V&A Waterfront - The Best of South Africa Escorted - PerryGolf.com
Cape Town with Table Mountain in background

When not playing golf, guided tours were provided to Robben Island, Nelson Mandela’s prison home for 18 years, the Cape of Good Hope and Penguin Colony.

Departing Cape Town on the nonstop flight to Skukuza for three nights in Kruger National Park, there was an air of excitement within the group but also one of appreciation for the time spent in Cape Town and surrounding areas. Based upon comments of my fellow travelers, I think Cape Town met and exceeded expectations on a range of levels.

About the Author: Gordon Dalgleish is the Co-Founding Director of PerryGolf, the leading provider of international golf vacations. View on LinkedIn.

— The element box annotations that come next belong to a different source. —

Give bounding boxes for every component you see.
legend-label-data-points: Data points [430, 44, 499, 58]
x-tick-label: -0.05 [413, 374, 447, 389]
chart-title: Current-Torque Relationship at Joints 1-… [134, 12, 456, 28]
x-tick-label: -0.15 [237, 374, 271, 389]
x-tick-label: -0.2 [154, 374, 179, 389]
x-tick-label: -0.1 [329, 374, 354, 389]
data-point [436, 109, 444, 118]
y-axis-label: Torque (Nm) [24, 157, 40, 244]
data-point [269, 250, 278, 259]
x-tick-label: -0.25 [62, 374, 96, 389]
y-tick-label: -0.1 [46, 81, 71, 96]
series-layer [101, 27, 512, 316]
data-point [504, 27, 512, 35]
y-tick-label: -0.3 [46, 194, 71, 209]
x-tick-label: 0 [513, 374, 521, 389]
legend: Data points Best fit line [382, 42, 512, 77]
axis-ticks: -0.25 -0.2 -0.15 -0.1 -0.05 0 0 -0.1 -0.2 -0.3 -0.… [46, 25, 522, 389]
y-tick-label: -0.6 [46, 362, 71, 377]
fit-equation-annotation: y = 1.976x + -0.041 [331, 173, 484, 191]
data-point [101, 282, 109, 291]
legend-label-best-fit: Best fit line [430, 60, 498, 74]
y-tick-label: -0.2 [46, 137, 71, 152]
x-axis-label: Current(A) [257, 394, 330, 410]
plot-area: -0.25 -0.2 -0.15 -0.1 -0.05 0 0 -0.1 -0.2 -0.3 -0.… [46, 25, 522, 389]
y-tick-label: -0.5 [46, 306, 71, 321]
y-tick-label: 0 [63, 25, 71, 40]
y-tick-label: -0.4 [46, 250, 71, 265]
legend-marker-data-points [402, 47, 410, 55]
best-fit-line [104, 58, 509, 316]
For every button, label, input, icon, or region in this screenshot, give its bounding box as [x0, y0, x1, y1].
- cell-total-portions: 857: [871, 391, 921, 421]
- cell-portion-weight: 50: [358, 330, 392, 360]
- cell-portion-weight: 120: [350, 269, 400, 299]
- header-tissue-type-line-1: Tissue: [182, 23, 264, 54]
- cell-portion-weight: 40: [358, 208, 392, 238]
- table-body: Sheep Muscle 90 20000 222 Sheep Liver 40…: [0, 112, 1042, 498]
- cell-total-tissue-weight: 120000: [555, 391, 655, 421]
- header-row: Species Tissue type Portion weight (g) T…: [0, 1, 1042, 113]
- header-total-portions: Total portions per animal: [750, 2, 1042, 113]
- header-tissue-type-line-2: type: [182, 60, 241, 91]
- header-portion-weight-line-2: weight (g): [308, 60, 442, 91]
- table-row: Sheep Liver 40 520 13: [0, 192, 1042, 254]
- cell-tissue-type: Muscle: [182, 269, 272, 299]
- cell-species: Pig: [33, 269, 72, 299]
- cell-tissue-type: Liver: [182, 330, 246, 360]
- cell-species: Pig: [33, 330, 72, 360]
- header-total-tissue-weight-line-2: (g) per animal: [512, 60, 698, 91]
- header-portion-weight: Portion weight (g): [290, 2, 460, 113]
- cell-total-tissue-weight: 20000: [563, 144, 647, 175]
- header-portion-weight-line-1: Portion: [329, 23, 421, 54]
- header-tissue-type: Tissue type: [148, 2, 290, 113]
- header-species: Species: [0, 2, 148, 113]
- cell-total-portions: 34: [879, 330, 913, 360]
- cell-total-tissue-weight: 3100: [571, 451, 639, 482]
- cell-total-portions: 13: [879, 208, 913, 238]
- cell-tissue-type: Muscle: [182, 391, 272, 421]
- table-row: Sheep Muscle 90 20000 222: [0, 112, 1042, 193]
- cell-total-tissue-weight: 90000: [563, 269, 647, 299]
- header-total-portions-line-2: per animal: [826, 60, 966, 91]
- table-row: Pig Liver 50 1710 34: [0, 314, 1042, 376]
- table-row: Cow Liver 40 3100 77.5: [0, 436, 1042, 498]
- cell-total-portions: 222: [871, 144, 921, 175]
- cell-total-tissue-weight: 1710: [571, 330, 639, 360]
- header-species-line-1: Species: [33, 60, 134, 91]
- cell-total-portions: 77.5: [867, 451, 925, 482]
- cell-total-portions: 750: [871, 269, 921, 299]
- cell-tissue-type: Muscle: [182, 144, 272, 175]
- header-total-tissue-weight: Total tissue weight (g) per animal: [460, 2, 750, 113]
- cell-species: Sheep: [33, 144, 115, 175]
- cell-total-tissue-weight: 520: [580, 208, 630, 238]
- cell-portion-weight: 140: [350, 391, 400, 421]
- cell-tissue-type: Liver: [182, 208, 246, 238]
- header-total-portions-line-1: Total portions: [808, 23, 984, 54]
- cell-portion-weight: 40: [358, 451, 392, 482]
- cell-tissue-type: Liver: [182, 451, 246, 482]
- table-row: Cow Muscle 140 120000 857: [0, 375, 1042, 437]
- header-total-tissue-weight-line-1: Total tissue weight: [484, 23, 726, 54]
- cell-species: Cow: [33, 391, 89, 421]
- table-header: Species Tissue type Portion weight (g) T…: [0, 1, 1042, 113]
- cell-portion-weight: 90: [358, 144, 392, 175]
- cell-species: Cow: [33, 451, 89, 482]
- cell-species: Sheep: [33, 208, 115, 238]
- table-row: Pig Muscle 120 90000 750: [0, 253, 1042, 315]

Part 5: Sabers & Vineyards in the Cape Winelands, South Africa

Boschendal Wine Farm

Three consecutive golf days can often be enough for many travelers, despite how interesting, unique and challenging the courses may be. Our journey to the Winelands, about 60 minutes from Cape Town, was a wonderful break and opportunity for the group to enjoy another element of the South African experience.

Cape Winelands

Dinner on our first evening at Lanzerac House was in the Governor’s Hall and the images do not do it justice. One long, magnificent table with the most comfortable dining table seats I can recall sitting in…coupled with excellent service and food…made for a lovely evening and set the tone for our next 36 hours in this wine region.

Lanzerac House – Dinner in the Governor’s Hall

The following day we visited Boschendal Wine Farm for a wine tasting – it was a gorgeous morning, pleasantly warm while enjoying the shade of a massive oak tree. Three of our group even learned how to open a wine bottle with nothing more than a saber! We also enjoyed an entirely impromptu song from two of the local servers.

From there we had a short ride to Leopard’s Leap Family Vineyards for another wine tasting and an excellent lunch.

As we travelled through the countryside, Chris, our Tour Manager provided a concise history of wine and the development of Cape Town & South Africa.

The small town of Franschhoek was our final stop. The second oldest town in South Africa, the central street is a wonderful mix of restaurants, boutiques, art galleries and coffee shops. 

…time to return to our accommodations and for many a relaxing nap!